En meses posteriores, tuve la suerte de sostener una conversación más con Tom. Se trató de un encuentro fortuito en el que me contó historias sobre las excentricidades de sus cirujanos, riéndose él mismo de su descripción de ellos, mientras expresaba su desprecio por el modelo de medicina privada que recientemente le había fallado. Yo ya sabía que la salud de Tom se estaba deteriorando, pero no me imaginaba qué tan rápidamente. El shock de la noticia llegó un par de meses despué: apenas unas horas antes de que me reuniera con el comité de mi disertación, me enteré de que Tom había fallecido. Luego de superar la rabia e incredulidad iniciales, entré a la oficina de Tom con unas llaves que él me había prestado. Me senté en su silla mientras observaba objetos que decoraban el espacio, objetos de su tiempo en los Andes y en España. Reflexioné sobre la dolorosa ironía de que la enfermedad de Tom surge en parte debido a su obra y su profesión, que inició cuando realizaba trabajo de campo en Bolivia como parte de su tesis doctoral. Recogí un par de toritos; unas pequeñas estatuillas de toros de cerámica. En versiones más grandes, estos toritos se colocan en los techos de las casas en todo el Altiplano peruano para protección y armonía. Tomé prestados estos toritos y los coloqué junto a mí en la mesa mientras mi comité guardaba un momento de silencio para Tom, para luego llevar a cabo el tradicional ritual de la defensa de tesis doctoral.
A medida que avanzaba la defensa, y en particular mientras me inspiraba en conversaciones que había entablado con Tom a lo largo de los años para responder a las preguntas de los miembros del comité, sentí que Tom estaba de alguna manera conmigo. Nos rodeó una sensación etérea de ligereza, como cuando se levanta una carga; el levantamiento de una especie de peso que yo (y aparentemente otras personas) habíamos sentido mientras Tom luchaba contra su enfermedad y los dolorosos tratamientos médicos. Posiblemente, lo que los colegas de Tom y yo experimentamos en esa mesa fue una sensación de alivio por la liberación de un cuerpo adolorido, o tal vez un proceso de manifestación de recuerdo colectivo. Independientemente de ello, sentía la presencia de Tom mientras respondía a las preguntas de mi comité. Desde ese día, he llegado a creer que Tom pudo estar más presente para la defensa, de lo que quizás hubiera estado si hubiese continuado enfermo.

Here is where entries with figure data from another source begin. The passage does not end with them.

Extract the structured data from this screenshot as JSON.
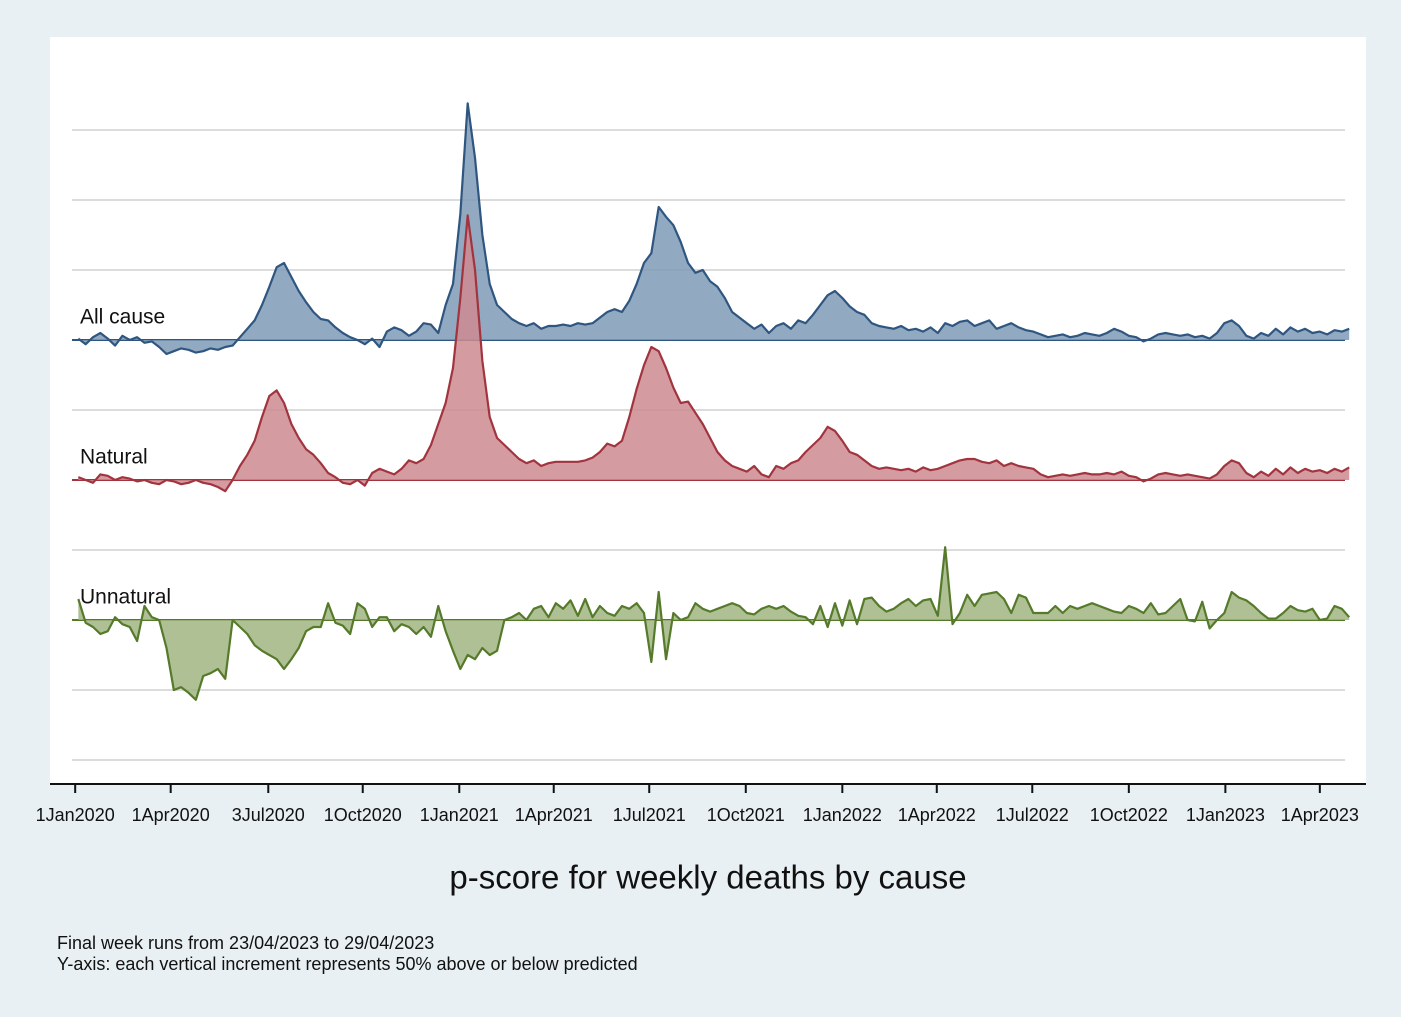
{
  "chart_data": {
    "type": "ridgeline",
    "title": "p-score for weekly deaths by cause",
    "notes": [
      "Final week runs from 23/04/2023 to 29/04/2023",
      "Y-axis: each vertical increment represents 50% above or below predicted"
    ],
    "xlim": [
      "2019-12-08",
      "2023-05-15"
    ],
    "ylim": [
      -300,
      200
    ],
    "yticks": [
      -300,
      -250,
      -200,
      -150,
      -100,
      -50,
      0,
      50,
      100,
      150
    ],
    "grid": true,
    "xticks": [
      {
        "value": "2020-01-01",
        "label": "1Jan2020"
      },
      {
        "value": "2020-04-01",
        "label": "1Apr2020"
      },
      {
        "value": "2020-07-03",
        "label": "3Jul2020"
      },
      {
        "value": "2020-10-01",
        "label": "1Oct2020"
      },
      {
        "value": "2021-01-01",
        "label": "1Jan2021"
      },
      {
        "value": "2021-04-01",
        "label": "1Apr2021"
      },
      {
        "value": "2021-07-01",
        "label": "1Jul2021"
      },
      {
        "value": "2021-10-01",
        "label": "1Oct2021"
      },
      {
        "value": "2022-01-01",
        "label": "1Jan2022"
      },
      {
        "value": "2022-04-01",
        "label": "1Apr2022"
      },
      {
        "value": "2022-07-01",
        "label": "1Jul2022"
      },
      {
        "value": "2022-10-01",
        "label": "1Oct2022"
      },
      {
        "value": "2023-01-01",
        "label": "1Jan2023"
      },
      {
        "value": "2023-04-01",
        "label": "1Apr2023"
      }
    ],
    "x": [
      "2020-01-04",
      "2020-01-11",
      "2020-01-18",
      "2020-01-25",
      "2020-02-01",
      "2020-02-08",
      "2020-02-15",
      "2020-02-22",
      "2020-02-29",
      "2020-03-07",
      "2020-03-14",
      "2020-03-21",
      "2020-03-28",
      "2020-04-04",
      "2020-04-11",
      "2020-04-18",
      "2020-04-25",
      "2020-05-02",
      "2020-05-09",
      "2020-05-16",
      "2020-05-23",
      "2020-05-30",
      "2020-06-06",
      "2020-06-13",
      "2020-06-20",
      "2020-06-27",
      "2020-07-04",
      "2020-07-11",
      "2020-07-18",
      "2020-07-25",
      "2020-08-01",
      "2020-08-08",
      "2020-08-15",
      "2020-08-22",
      "2020-08-29",
      "2020-09-05",
      "2020-09-12",
      "2020-09-19",
      "2020-09-26",
      "2020-10-03",
      "2020-10-10",
      "2020-10-17",
      "2020-10-24",
      "2020-10-31",
      "2020-11-07",
      "2020-11-14",
      "2020-11-21",
      "2020-11-28",
      "2020-12-05",
      "2020-12-12",
      "2020-12-19",
      "2020-12-26",
      "2021-01-02",
      "2021-01-09",
      "2021-01-16",
      "2021-01-23",
      "2021-01-30",
      "2021-02-06",
      "2021-02-13",
      "2021-02-20",
      "2021-02-27",
      "2021-03-06",
      "2021-03-13",
      "2021-03-20",
      "2021-03-27",
      "2021-04-03",
      "2021-04-10",
      "2021-04-17",
      "2021-04-24",
      "2021-05-01",
      "2021-05-08",
      "2021-05-15",
      "2021-05-22",
      "2021-05-29",
      "2021-06-05",
      "2021-06-12",
      "2021-06-19",
      "2021-06-26",
      "2021-07-03",
      "2021-07-10",
      "2021-07-17",
      "2021-07-24",
      "2021-07-31",
      "2021-08-07",
      "2021-08-14",
      "2021-08-21",
      "2021-08-28",
      "2021-09-04",
      "2021-09-11",
      "2021-09-18",
      "2021-09-25",
      "2021-10-02",
      "2021-10-09",
      "2021-10-16",
      "2021-10-23",
      "2021-10-30",
      "2021-11-06",
      "2021-11-13",
      "2021-11-20",
      "2021-11-27",
      "2021-12-04",
      "2021-12-11",
      "2021-12-18",
      "2021-12-25",
      "2022-01-01",
      "2022-01-08",
      "2022-01-15",
      "2022-01-22",
      "2022-01-29",
      "2022-02-05",
      "2022-02-12",
      "2022-02-19",
      "2022-02-26",
      "2022-03-05",
      "2022-03-12",
      "2022-03-19",
      "2022-03-26",
      "2022-04-02",
      "2022-04-09",
      "2022-04-16",
      "2022-04-23",
      "2022-04-30",
      "2022-05-07",
      "2022-05-14",
      "2022-05-21",
      "2022-05-28",
      "2022-06-04",
      "2022-06-11",
      "2022-06-18",
      "2022-06-25",
      "2022-07-02",
      "2022-07-09",
      "2022-07-16",
      "2022-07-23",
      "2022-07-30",
      "2022-08-06",
      "2022-08-13",
      "2022-08-20",
      "2022-08-27",
      "2022-09-03",
      "2022-09-10",
      "2022-09-17",
      "2022-09-24",
      "2022-10-01",
      "2022-10-08",
      "2022-10-15",
      "2022-10-22",
      "2022-10-29",
      "2022-11-05",
      "2022-11-12",
      "2022-11-19",
      "2022-11-26",
      "2022-12-03",
      "2022-12-10",
      "2022-12-17",
      "2022-12-24",
      "2022-12-31",
      "2023-01-07",
      "2023-01-14",
      "2023-01-21",
      "2023-01-28",
      "2023-02-04",
      "2023-02-11",
      "2023-02-18",
      "2023-02-25",
      "2023-03-04",
      "2023-03-11",
      "2023-03-18",
      "2023-03-25",
      "2023-04-01",
      "2023-04-08",
      "2023-04-15",
      "2023-04-22",
      "2023-04-29"
    ],
    "series": [
      {
        "name": "All cause",
        "baseline": 0,
        "color": "#2f5680",
        "fill": "#7f9bb6",
        "values": [
          1,
          -3,
          2,
          5,
          1,
          -4,
          3,
          0,
          2,
          -2,
          -1,
          -5,
          -10,
          -8,
          -6,
          -7,
          -9,
          -8,
          -6,
          -7,
          -5,
          -4,
          2,
          8,
          14,
          25,
          38,
          52,
          55,
          45,
          35,
          27,
          20,
          15,
          14,
          9,
          5,
          2,
          0,
          -3,
          1,
          -5,
          6,
          9,
          7,
          3,
          6,
          12,
          11,
          5,
          25,
          40,
          90,
          169,
          130,
          75,
          40,
          25,
          20,
          15,
          12,
          10,
          12,
          8,
          10,
          10,
          11,
          10,
          12,
          11,
          12,
          16,
          20,
          22,
          20,
          28,
          40,
          55,
          62,
          95,
          88,
          82,
          70,
          55,
          48,
          50,
          42,
          38,
          30,
          20,
          16,
          12,
          8,
          11,
          5,
          10,
          12,
          8,
          14,
          12,
          18,
          25,
          32,
          35,
          30,
          24,
          20,
          18,
          12,
          10,
          9,
          8,
          10,
          7,
          8,
          6,
          9,
          5,
          12,
          10,
          13,
          14,
          10,
          12,
          14,
          8,
          10,
          12,
          9,
          7,
          6,
          4,
          2,
          3,
          4,
          2,
          3,
          5,
          4,
          3,
          5,
          8,
          6,
          3,
          2,
          -1,
          1,
          4,
          5,
          4,
          3,
          4,
          2,
          3,
          1,
          5,
          12,
          14,
          10,
          3,
          1,
          5,
          3,
          8,
          4,
          9,
          6,
          8,
          5,
          6,
          4,
          7,
          6,
          8
        ]
      },
      {
        "name": "Natural",
        "baseline": -100,
        "color": "#a2343f",
        "fill": "#cc8b91",
        "values": [
          2,
          0,
          -2,
          4,
          3,
          0,
          2,
          1,
          -1,
          0,
          -2,
          -3,
          0,
          -1,
          -3,
          -2,
          0,
          -2,
          -3,
          -5,
          -8,
          0,
          10,
          18,
          28,
          45,
          60,
          64,
          55,
          40,
          30,
          22,
          18,
          12,
          5,
          2,
          -2,
          -3,
          0,
          -4,
          5,
          8,
          6,
          4,
          8,
          14,
          12,
          15,
          25,
          40,
          55,
          80,
          130,
          189,
          150,
          85,
          45,
          30,
          25,
          20,
          15,
          12,
          14,
          10,
          12,
          13,
          13,
          13,
          13,
          14,
          16,
          20,
          26,
          24,
          28,
          45,
          65,
          82,
          95,
          92,
          80,
          66,
          55,
          56,
          48,
          40,
          30,
          20,
          14,
          10,
          8,
          6,
          10,
          4,
          2,
          10,
          8,
          12,
          14,
          20,
          25,
          30,
          38,
          35,
          28,
          20,
          18,
          14,
          10,
          8,
          9,
          8,
          7,
          8,
          6,
          9,
          7,
          8,
          10,
          12,
          14,
          15,
          15,
          13,
          12,
          14,
          10,
          12,
          10,
          9,
          8,
          4,
          2,
          3,
          4,
          3,
          4,
          5,
          4,
          4,
          5,
          4,
          6,
          3,
          2,
          -1,
          1,
          4,
          5,
          4,
          3,
          4,
          3,
          2,
          1,
          4,
          10,
          14,
          12,
          5,
          2,
          6,
          3,
          8,
          4,
          9,
          5,
          8,
          6,
          7,
          5,
          8,
          6,
          9
        ]
      },
      {
        "name": "Unnatural",
        "baseline": -200,
        "color": "#557a2a",
        "fill": "#a1b583",
        "values": [
          15,
          -2,
          -5,
          -10,
          -8,
          2,
          -3,
          -5,
          -15,
          10,
          2,
          0,
          -20,
          -50,
          -48,
          -52,
          -57,
          -40,
          -38,
          -35,
          -42,
          0,
          -5,
          -10,
          -18,
          -22,
          -25,
          -28,
          -35,
          -28,
          -20,
          -8,
          -5,
          -5,
          12,
          -2,
          -4,
          -10,
          12,
          8,
          -5,
          2,
          2,
          -8,
          -3,
          -5,
          -10,
          -5,
          -12,
          10,
          -8,
          -22,
          -35,
          -25,
          -28,
          -20,
          -25,
          -22,
          0,
          2,
          5,
          0,
          8,
          10,
          2,
          12,
          8,
          14,
          3,
          15,
          2,
          10,
          5,
          3,
          10,
          8,
          12,
          5,
          -30,
          20,
          -28,
          5,
          0,
          2,
          12,
          8,
          6,
          8,
          10,
          12,
          10,
          5,
          4,
          8,
          10,
          8,
          10,
          6,
          3,
          2,
          -3,
          10,
          -5,
          12,
          -4,
          14,
          -3,
          15,
          16,
          10,
          6,
          8,
          12,
          15,
          10,
          14,
          15,
          3,
          52,
          -3,
          5,
          18,
          10,
          18,
          19,
          20,
          15,
          5,
          18,
          16,
          5,
          5,
          5,
          10,
          5,
          10,
          8,
          10,
          12,
          10,
          8,
          6,
          5,
          10,
          8,
          5,
          12,
          4,
          5,
          10,
          15,
          0,
          -1,
          13,
          -6,
          0,
          5,
          20,
          16,
          14,
          10,
          5,
          1,
          1,
          5,
          10,
          7,
          6,
          8,
          0,
          1,
          10,
          8,
          2
        ]
      }
    ]
  }
}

Sin la guía de Tom, mis perspectivas antropológicas habrían carecido de varias dimensiones significativas. Aparte del conocimiento que ofreció a muchos, Tom era una persona conmovedora, aunque también reservada, era amable y solidario con sus estudiantes. Somos muchas las personas que queremos profundamente a Tom. Por lo que a medida que avanzo me recuerdo a mi misma, que al igual que las comunidades que exigen exhumaciones de los muertos, los demás alumnos de Tom y yo, reproduciremos, continuaremos construyendo, y animaremos la sabiduría y lazos sociales que encarnamos y compartimos gracias a él. En la muerte, como en la vida, Tom acompaña nuestros viajes individuales y colectivos.